O véu da tolerância foi rasgado

"Não aceitas, não me perdoa. Não te aceito, não te perdoo. Porque este Bem que eu sou não existiria sem esse Mal que tu és. Um Bem que tivesse de existir sem ti seria inconcebível, a tal ponto, que nem eu posso imaginá-lo. Enfim, para que eu seja o Bem, é necessário que tu continues a ser o Mal"
OTÁVIO SANTANA DO RÊGO BARROS
Publicado em 27/05/2023 às 0:00
José Saramago: escritor português, Prèmio Nóbel de Literatura,autor de "O Evangelho Segundo Jesus Cristo" Foto: PIERRE-PHILIPPE MARCOU/AFP


Transcrevi acima uma das passagens mais reflexivas do livro de José Saramago, o Evangelho segundo Jesus Cristo (Companhia das Letras, 2005).

Quem é o Bem? Quem é o Mal? Em que medida eles podem ser complementares? Imerso no nevoeiro que se formou sobre a barca em que navegas nos últimos anos, caro leitor, tua resposta será distinta.

A depender de tua experiência na longa jornada da vida, das pessoas com as quais convivestes, das crenças que te moldaram, das dúvidas que tornastes certeza, tu saberias compartilhar sem apontar o dedo a quem de ti discordes?

Tenho sinceras dúvidas. O véu da tolerância foi rasgado no tempo das disputas modernas e a sacralidade das relações tornaram-se letra morta no conviver entre gentes.

Saramago militou até a morte em defesa do credo comunista tal qual ele o compreendia.

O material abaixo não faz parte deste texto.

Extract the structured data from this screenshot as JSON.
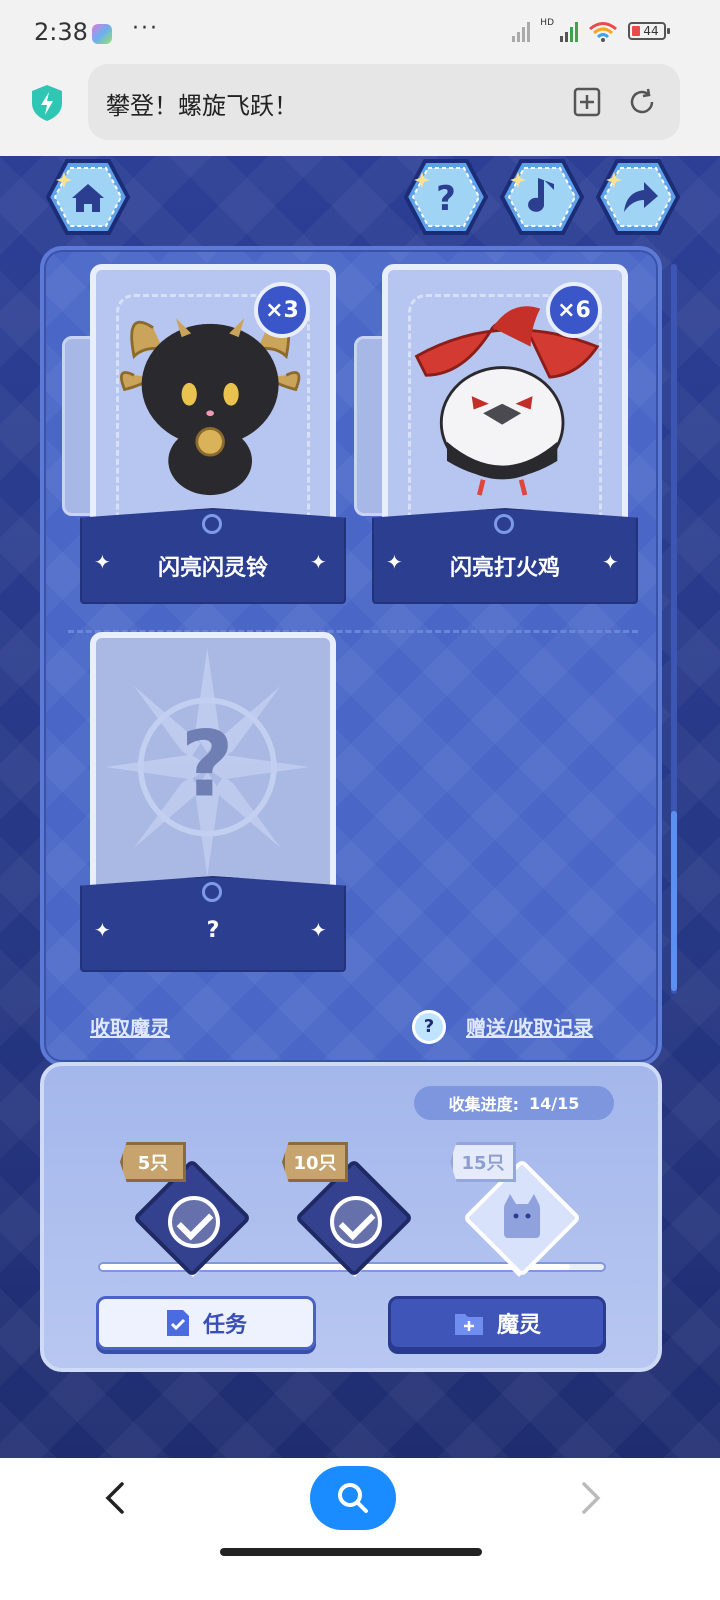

Participou da política, dirigiu jornais, constrangeu-se entre pares, mas foi inflexível no seu pensar.

"Não sou um ateu total, todos os dias tento encontrar um sinal de Deus, mas infelizmente não o encontro".

Quando a debacle da União das Repúblicas Socialistas Soviéticas se consumou, o muro de Berlim desmoronou e a utopia da igualdade marxista se mostrou inatingível, ele perdeu o chão que ainda o sustentava e com esse foi-se a sua fantasia.

Então a poderosa pena do escritor português colocou no drama da vida e morte de Jesus Cristo a crua visão materialista da esquerda do século passado.

Deu contornos humanos ao que deveria ser místico e tão somente pura fé.

Reformulou a história contada nos quatro evangelhos certificados pela Igreja e criou a sua própria narrativa de caminhada, discursos, milagres e sofrimento do Filho de Deus e seguidores.

Trata-se de um romance agressivo aos dogmas cristãos que nos rapta por momentos e nos faz pensar nas relações egoístas de poder dos nossos dias.

Relações a descortinar contendores que sobrevivem de se alimentarem das entranhas adversárias expostas nas arenas políticas, psicossociais e econômicas, que impedem a humilde aceitação de que o dissenso gera o consenso.

Segundo alguns analistas da obra, Saramago colocou no romance o Bem contra o Mal pelejando mais uma guerra ideológica que religiosa.

Compreensível diante do "fim da história" projetada por Francis Fukuyama ao início da década de 1990. Contudo, a história morreu para logo ressuscitar com contornos semelhantes.

O Bem e o Mal continuam a duelar e, se desejares tomar partido, não esqueças do que afirmou o escritor: o Bem e o Mal não existem em si mesmos, cada um deles é somente a ausência do outro.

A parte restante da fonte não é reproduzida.